Let's give it one more try;
Can anybody come up with a plausible scenario for Markham still being at 10th/Patton at 1:14 or 1:15 when she testified she left home "a little after 1" and the one block walk from her home on 9th street to the corner of 10th street and Patton would have taken her only 2, perhaps 3 minutes. Markham estimated in her testimony that she took the 1.15 bus to work every day. And before you go there, yes I know that according to the bus schedule (which btw nobody has ever been able to show me) there was a bus at 1.12 and one at 1.22. It actually doesn't matter which bus Markham was talking about, because a walk of two blocks to the bus stop would have taken her no more than 6 minutes. So, if she left home "a little after 1" she would have easily been at the bus stop on Jefferson at around 1.15 and thus not at 10th/Patton. But even if she left home later than she said, how would she be able to see Tippit being shot at 1:14 or 1:15 when she was catching her regular bus to work on Jefferson at that same time? In other words, Tippit must have been shot earlier than 1.15, most likely around 1.06, because otherwise Markham could not have witnessed it.
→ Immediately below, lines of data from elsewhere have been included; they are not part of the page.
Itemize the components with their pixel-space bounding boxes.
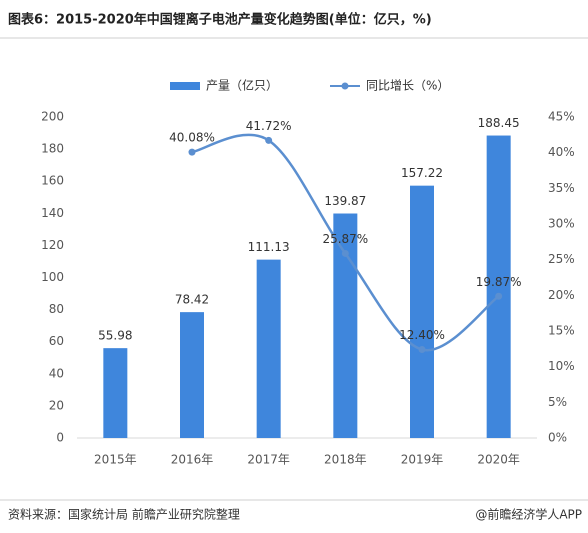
y2-tick-label: 30% <box>548 217 575 231</box>
y-tick-label: 100 <box>41 270 64 284</box>
line-point <box>188 148 196 156</box>
line-point <box>418 346 426 354</box>
bar-value-label: 157.22 <box>401 166 443 180</box>
bar-value-label: 188.45 <box>478 116 520 130</box>
line-value-label: 41.72% <box>246 119 292 133</box>
bar <box>256 259 281 438</box>
source: 资料来源：国家统计局 前瞻产业研究院整理 <box>8 507 240 522</box>
y-tick-label: 0 <box>56 431 64 445</box>
x-tick-label: 2020年 <box>477 453 520 467</box>
line-value-label: 25.87% <box>322 232 368 246</box>
y2-tick-label: 25% <box>548 252 575 266</box>
y2-tick-label: 10% <box>548 359 575 373</box>
y-tick-label: 40 <box>49 366 64 380</box>
bar-value-label: 55.98 <box>98 329 132 343</box>
y-tick-label: 20 <box>49 398 64 412</box>
bar <box>486 135 511 438</box>
y2-tick-label: 15% <box>548 324 575 338</box>
y-tick-label: 180 <box>41 142 64 156</box>
legend-swatch <box>170 82 200 90</box>
y2-tick-label: 5% <box>548 395 567 409</box>
legend-marker <box>341 82 349 90</box>
x-tick-label: 2019年 <box>401 453 444 467</box>
line-point <box>341 249 349 257</box>
x-tick-label: 2018年 <box>324 453 367 467</box>
bar <box>103 348 128 438</box>
bar-value-label: 111.13 <box>248 240 290 254</box>
y2-tick-label: 0% <box>548 431 567 445</box>
legend-label: 同比增长（%） <box>366 79 449 93</box>
bar <box>180 312 204 438</box>
y-tick-label: 80 <box>49 302 64 316</box>
y-tick-label: 160 <box>41 174 64 188</box>
y-tick-label: 140 <box>41 206 64 220</box>
y2-tick-label: 40% <box>548 145 575 159</box>
line-point <box>265 136 273 144</box>
bar <box>333 213 358 438</box>
y-tick-label: 120 <box>41 238 64 252</box>
line-value-label: 19.87% <box>476 275 522 289</box>
y2-tick-label: 45% <box>548 110 575 124</box>
x-tick-label: 2016年 <box>171 453 214 467</box>
line-value-label: 12.40% <box>399 328 445 342</box>
y2-tick-label: 20% <box>548 288 575 302</box>
x-tick-label: 2017年 <box>247 453 290 467</box>
x-tick-label: 2015年 <box>94 453 137 467</box>
line-value-label: 40.08% <box>169 131 215 145</box>
bar-value-label: 139.87 <box>324 194 366 208</box>
y-tick-label: 200 <box>41 110 64 124</box>
line-point <box>495 292 503 300</box>
credit: @前瞻经济学人APP <box>475 507 582 522</box>
y2-tick-label: 35% <box>548 181 575 195</box>
chart-title: 图表6：2015-2020年中国锂离子电池产量变化趋势图(单位：亿只，%) <box>8 12 432 28</box>
bar <box>410 185 434 438</box>
y-tick-label: 60 <box>49 334 64 348</box>
bar-value-label: 78.42 <box>175 293 209 307</box>
legend-label: 产量（亿只） <box>206 78 278 93</box>
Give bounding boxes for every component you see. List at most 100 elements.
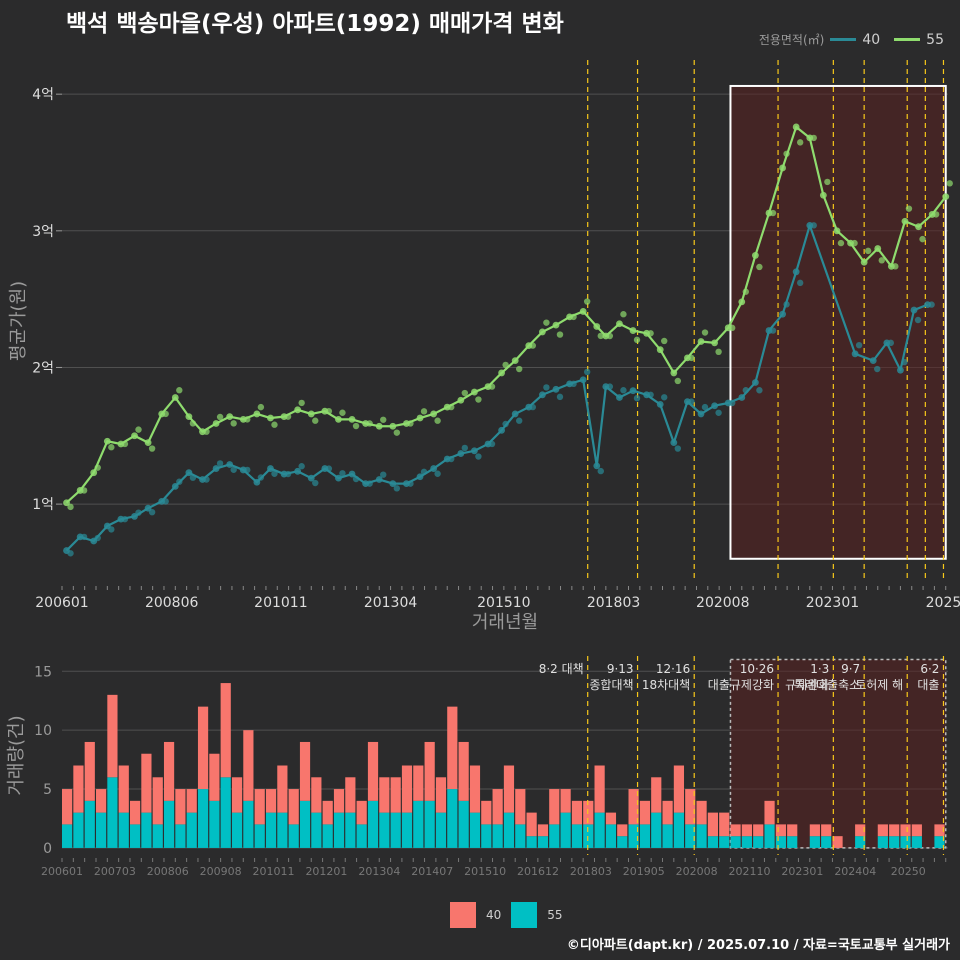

The same thing goes for Bowley. He arrived after Tippit was killed. In his affidavit he said he picked up his daughter at R.L. Thornton School in Singing Hills at "about 12:55". School bells, in my experience, have a tendency to ring at the correct time every day! Now, let's also not forget that, after picking up his daughter, Bowley was also going to pick up his wife from work, to go on a family holiday and thus had every reason to be on time and be aware of the time! The drive from the school to 10th/Patton is about 7 miles long and takes roughly 13 minutes, depending on the route, making it absolutely possible and plausible for him to arrive at 10th street at 1.10 pm, like he said he did in his affidavit.
If one argues that Markham saw Tippit being killed at 1:14 or 1:15 it inescapebly means that Bowley's arrival at 10th/Patton also needs to be pushed back to - at the earliest - 1:17 or 1:18. This in turn would not only mean that he left his daughter waiting for him at school for some time, which is a foolish notion by itself, but it also does not square with his alleged radio call at 1:16 or the arrival of the ambulance shortly after he made that radio call.
Bowley also said in his affidavit that he saw the ambulance arrive and pick up Tippit's body just after his radio call (which he made within a minute or so after arriving on the scene). Hospital records show that Tippit was declared DOA at 1:15 at Methodist Hospital, on North Beckley, about 1,5 miles from the scene of the crime. DPD officer Davenport says in his report that, while en route, he saw and followed the ambulance to the hospital where he witnessed Tippit being declared dead at 1:15.
Markham's and Bowley's timelines alone justify, IMO, the conclusion that Tippit was in fact shot before 1:10 pm, which makes it nearly impossible for Oswald to have been there. But perhaps somebody can provide a plausible scenario for these two timelines to be wrong...? I'll wait and see, but I won't hold my breath.
Also, does anybody care to explain how this evidence relates to the DPD dispatcher's time calls from clocks which, according to Bowles, could be two minutes ahead or behind "official time" (whatever that means) and recorded on voice actived devices?
I bet you, not one LN is going to be willing or able to honestly discuss this timeline.